Pseudo First Order – There are many types of vaccination procedures that we come across often. Some of them help speed up the reaction, while others can interfere with the results of any of the vaccination procedures. The sequence of reactions can be defined as the ratio of the energy to the concentrations of the reactants. In terms of the price rules shown, this is called the reaction sequence. Responses can have different orders, such as first order, second order, Pseudo First Order, etc. The course of the reaction depends on the concentration of the reactants. Let’s learn in detail the differences between vaccination procedures.

Suppose we have the following reaction: aij bB leads to cC+dD.

So according to the ratio rule = k AAx BBy

where x and y mean the concentrations of A and B.

The vaccine can be written as = x+y

We can also say that x is the order of the response for A and y is the order of the reactions for B.

Suppose the reaction with x = 1 and y = 1 is quadratic. If you know that the concentration of B is higher than that of A, then there will be a change in the concentration of B. It can be seen that in these cases the reaction procedure is important.
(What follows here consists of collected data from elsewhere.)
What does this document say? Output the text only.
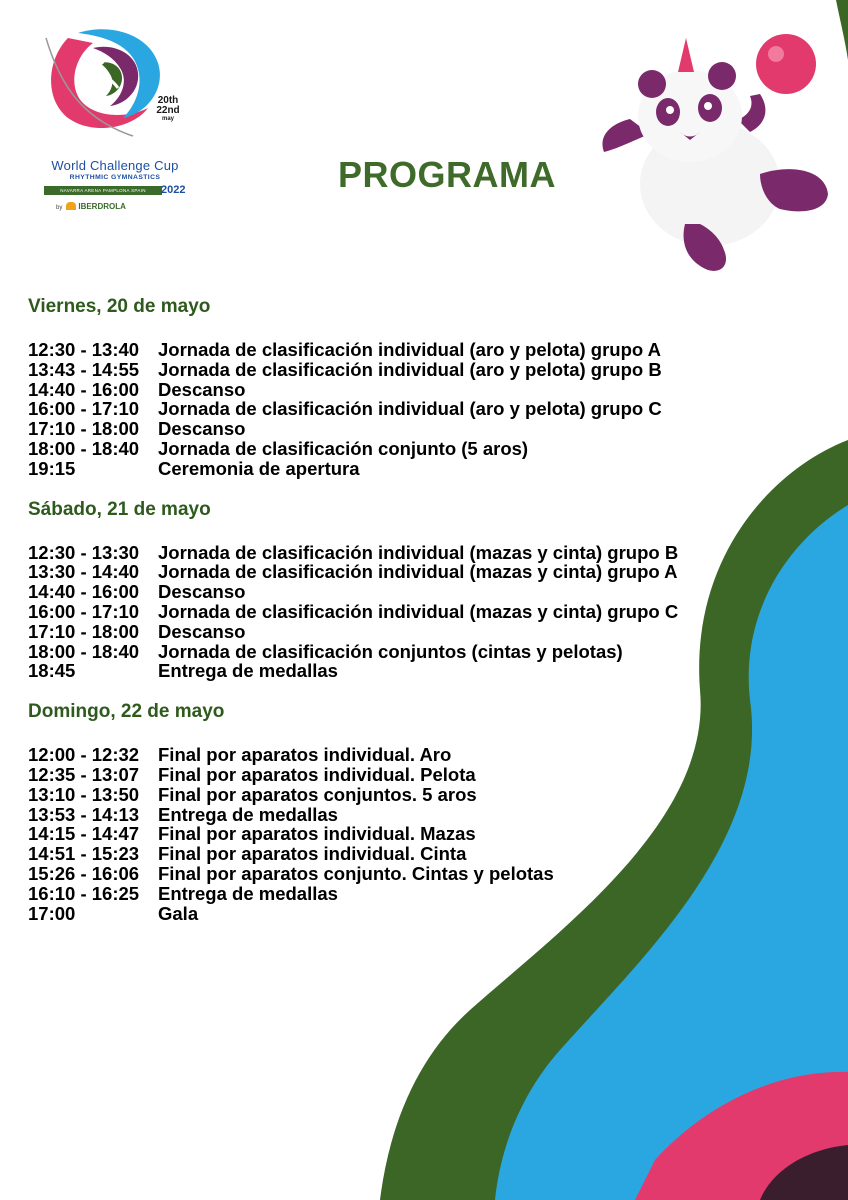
20th
22nd
may
World Challenge Cup
RHYTHMIC GYMNASTICS
NAVARRA ARENA PAMPLONA SPAIN	2022
by IBERDROLA
PROGRAMA
Viernes, 20 de mayo
12:30 - 13:40	Jornada de clasificación individual (aro y pelota) grupo A
13:43 - 14:55	Jornada de clasificación individual (aro y pelota) grupo B
14:40 - 16:00	Descanso
16:00 - 17:10	Jornada de clasificación individual (aro y pelota) grupo C
17:10 - 18:00	Descanso
18:00 - 18:40	Jornada de clasificación conjunto (5 aros)
19:15	Ceremonia de apertura
Sábado, 21 de mayo
12:30 - 13:30	Jornada de clasificación individual (mazas y cinta) grupo B
13:30 - 14:40	Jornada de clasificación individual (mazas y cinta) grupo A
14:40 - 16:00	Descanso
16:00 - 17:10	Jornada de clasificación individual (mazas y cinta) grupo C
17:10 - 18:00	Descanso
18:00 - 18:40	Jornada de clasificación conjuntos (cintas y pelotas)
18:45	Entrega de medallas
Domingo, 22 de mayo
12:00 - 12:32	Final por aparatos individual. Aro
12:35 - 13:07	Final por aparatos individual. Pelota
13:10 - 13:50	Final por aparatos conjuntos. 5 aros
13:53 - 14:13	Entrega de medallas
14:15 - 14:47	Final por aparatos individual. Mazas
14:51 - 15:23	Final por aparatos individual. Cinta
15:26 - 16:06	Final por aparatos conjunto. Cintas y pelotas
16:10 - 16:25	Entrega de medallas
17:00	Gala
Pseudo First Order for A. In this case, it is the pseudo-first vaccine.

Thus, even if the Pseudo First Order response is a higher response, this response will be estimated or presented as a first pseudo-first response. Thus, the pseudo-order response is similar to the order response but can be predicted or interpreted as the response of a certain order.

Pseudo First Order Reaction

It is defined as a non-first-line reaction but can occur first because there is a higher reactant level compared to other similar reactants or also called Pseudo First Order reaction.
for example

Let’s try to understand the Pseudo First Order using the examples below.
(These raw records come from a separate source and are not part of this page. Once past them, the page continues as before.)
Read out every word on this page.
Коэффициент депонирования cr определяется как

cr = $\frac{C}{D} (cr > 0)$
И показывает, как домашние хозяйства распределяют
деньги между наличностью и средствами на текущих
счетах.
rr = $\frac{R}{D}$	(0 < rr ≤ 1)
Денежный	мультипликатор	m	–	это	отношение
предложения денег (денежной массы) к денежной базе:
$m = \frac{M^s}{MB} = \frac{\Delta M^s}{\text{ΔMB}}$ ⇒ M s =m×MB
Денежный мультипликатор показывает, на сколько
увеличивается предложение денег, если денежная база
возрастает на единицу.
1. Hydration of the alkyl halide

CH3I H2O CH3OH H I = reaction rate calculated according to k [CH3I] [H2O]

During this reaction, methyl iodide is used so that an aqueous solution is formed to increase the water concentration higher than that of methyl iodide.

[CH3I] <<< [H2O]

In this case, it is assumed that the water concentration does not change much, or constantly, or changes rarely.

In this case, the vaccine value can be rewritten as = k ‘[CH3I]

where k ‘= k [H2O]

So we can say that the reaction appears to be first order, but in fact, it is second order. Hence, it is called a Pseudo First Order vaccine.

1. Hydrolysis of sugar cane

C12H22O11 H2O C6H12O6 C6H12O6

sucrose glucose fructose

Given the reaction rate = k [C12H22O11] [H2O]

But here, the water concentration is expressed as [H2O] >>> [C12H22O11].

Therefore, it can be estimated that the water concentration is constant, so it is assumed that there is no change in the water concentration.

The cost of the vaccine can be re-registered

r = k ‘[C12H22O11]

where k ‘= k [H2O]

In this case, the hydrolysis of the sugar is called Pseudo First Order.

1. Hydrolysis of esters
Reaction – CH3COOC2H5 H2O CH3COOH C2H5OH

= k [CH3COOC2H5] Reaction rate defined as [H2O]

Even then, the water concentration is considered higher. [H2O] >>> [CH3COOC2H5]

We assume that the water concentration remains almost constant throughout the reaction and can be recovered.

Reaction rate = k ‘[CH3COOC2H5]

K = k [H2O]

Although in this case the hydrolysis of the ester can be considered a Pseudo First Order reaction.

What is the difference between Pseudo first Order and Second Order Reaction?

I don’t think the second major is difficult, assuming you’ve already studied physical chemistry while in school. But for the pseudo-primary, rx always has more than one order but behaves as if it were first cut rx. The term “physician” is used several times in the literature to simplify the problems associated with bimolecular x-ray. (A B-> P) by the higher concentration of the other reagent B (for example).

Therefore, conc. The B’s do not seem to change over time, which can be considered constant. The advantage is that this can simplify our task since the speed rx can only be expressed as a function of A. Thus, the determination of the reaction depends only on A (call do pseudo-order). One thing to keep in mind is that the lower the reactants, the faster the reaction rate, not the excess reaction. Regarding isothermal adsorption,

I guess if the rx order should not affect the isotherm. Because isotherms are all at the heart of thermodynamics. I don’t know what this adsorption isotherm means. By definition, the adsorption isotherm denotes the quantity of A adsorbed on the surface at different concentrations of A in the gas or liquid phase, measured at ambient temperature. However, when the adsorption load is medium, more than one reactant (i.e. B) will affect the adsorption of another reagent (i.e. A) on the active surface. So sometimes it is not always advisable to flood a reagent in catalysis (especially in heterogeneous catalysis).